Maybank, as the company is known, will focus on lending to large companies in the transport, utilities and consumer businesses in Indonesia, Feisal Zahir, the firm’s global banking head, said Tuesday in his first media interview since he assumed the position in October. He declined to provide the bank’s financial targets for Indonesia this year.

Slower economic growth in Malaysia, which accounted for about 60 percent of Maybank’s 2014 loan book, augurs weaker lending for banks in that country, Feisal said. The government is forecasting growth this year to be as low as 4.5 percent, which would be the least since a contraction in 2009.

“Indonesia is a key focus for us this year,” Feisal, 45, said in Singapore. “There’s a huge natural resource base, population base and middle-class income that is growing as a consumer group. The outlook is pretty strong” for growth.

The economy in Southeast Asia’s most populous country may grow 5.2 percent this year, the World Bank estimates. Maybank had 31.4 billion ringgit ($8.5 billion) of Indonesian loans last year, or almost 8 percent of its total loan book, according to its financial statement. The bank owns 79 percent of PT Bank Internasional Indonesia.

“I am sure there will be speed bumps here and there,” Feisal said. “But we want to grow the market in the long term” in Indonesia.

Thai Expansion

Maybank is also positive on the economic outlook in other Southeast Asian nations including Vietnam, Thailand and the Philippines, he said.

The bank is talking with regulators to expand into banking in Thailand, where it currently has a brokerage unit, Chief Executive Officer Abdul Farid Alias told reporters Tuesday in Singapore, where Maybank is hosting a two-day conference.

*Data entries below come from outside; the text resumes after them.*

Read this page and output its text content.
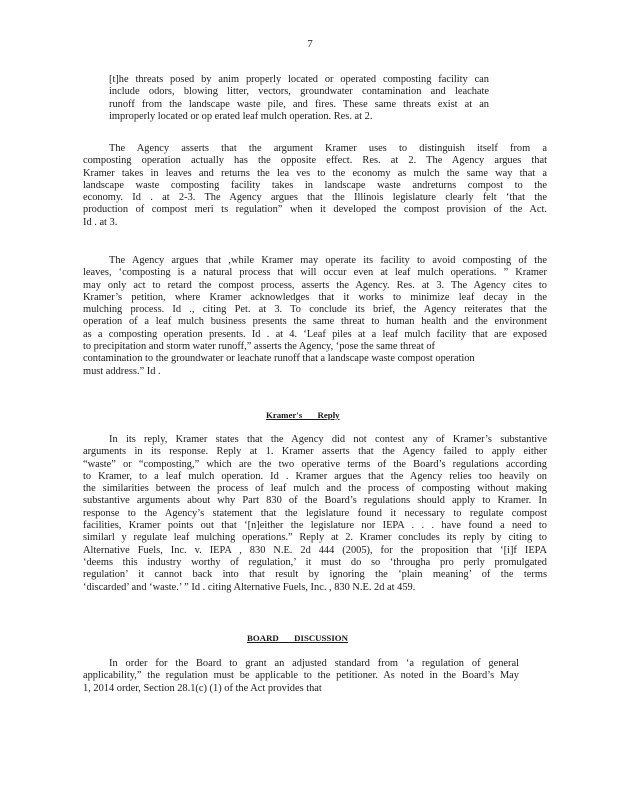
7
[t]he threats posed by anim properly located or operated composting facility can
include odors, blowing litter, vectors, groundwater contamination and leachate
runoff from the landscape waste pile, and fires. These same threats exist at an
improperly located or op erated leaf mulch operation. Res. at 2.
The Agency asserts that the argument Kramer uses to distinguish itself from a
composting operation actually has the opposite effect. Res. at 2. The Agency argues that
Kramer takes in leaves and returns the lea ves to the economy as mulch the same way that a
landscape waste composting facility takes in landscape waste andreturns compost to the
economy. Id . at 2-3. The Agency argues that the Illinois legislature clearly felt ‘that the
production of compost meri ts regulation” when it developed the compost provision of the Act.
Id . at 3.
The Agency argues that ,while Kramer may operate its facility to avoid composting of the
leaves, ‘composting is a natural process that will occur even at leaf mulch operations. ” Kramer
may only act to retard the compost process, asserts the Agency. Res. at 3. The Agency cites to
Kramer’s petition, where Kramer acknowledges that it works to minimize leaf decay in the
mulching process. Id ., citing Pet. at 3. To conclude its brief, the Agency reiterates that the
operation of a leaf mulch business presents the same threat to human health and the environment
as a composting operation presents. Id . at 4. ‘Leaf piles at a leaf mulch facility that are exposed
to precipitation and storm water runoff,” asserts the Agency, ‘pose the same threat of
contamination to the groundwater or leachate runoff that a landscape waste compost operation
must address.” Id .
Kramer's       Reply
In its reply, Kramer states that the Agency did not contest any of Kramer’s substantive
arguments in its response. Reply at 1. Kramer asserts that the Agency failed to apply either
“waste” or “composting,” which are the two operative terms of the Board’s regulations according
to Kramer, to a leaf mulch operation. Id . Kramer argues that the Agency relies too heavily on
the similarities between the process of leaf mulch and the process of composting without making
substantive arguments about why Part 830 of the Board’s regulations should apply to Kramer. In
response to the Agency’s statement that the legislature found it necessary to regulate compost
facilities, Kramer points out that ‘[n]either the legislature nor IEPA . . . have found a need to
similarl y regulate leaf mulching operations.” Reply at 2. Kramer concludes its reply by citing to
Alternative Fuels, Inc. v. IEPA , 830 N.E. 2d 444 (2005), for the proposition that ‘[i]f IEPA
‘deems this industry worthy of regulation,’ it must do so ‘througha pro perly promulgated
regulation’ it cannot back into that result by ignoring the ‘plain meaning’ of the terms
‘discarded’ and ‘waste.’ ” Id . citing Alternative Fuels, Inc. , 830 N.E. 2d at 459.
BOARD       DISCUSSION
In order for the Board to grant an adjusted standard from ‘a regulation of general
applicability,” the regulation must be applicable to the petitioner. As noted in the Board’s May
1, 2014 order, Section 28.1(c) (1) of the Act provides that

“We have yet to find an avenue that makes sense to us,” he said. “It’s not just M&A, it could be setting up a new license” for commercial banking, he said.

The global-banking division accounted for 51 percent of Maybank’s 2014 profit before tax, Feisal said. Its operations include investment banking, asset management, global markets and corporate banking.

Maybank ranked second among arrangers of Southeast Asian stock sales last year after Credit Suisse Group AG. The firm’s S$1.79 billion ($1.3 billion) purchase of Kim Eng Holdings Ltd. in 2011 allowed it expand its operations in the rest of Southeast Asia, as well as the U.S. and the U.K.

Feisal was Chemical Company of Malaysia Bhd.’s managing director until he rejoined Maybank last year. Prior to joining Chemical Company in 2010, he had worked at Maybank, which included a stint as head of investment banking.

Maybank shares were unchanged at 9.33 ringgit as of 10:45 a.m. local time on Wednesday, leaving them with a 1.7 percent gain this year. The stock sank 7.8 percent in 2014, following annual advances in the previous five years.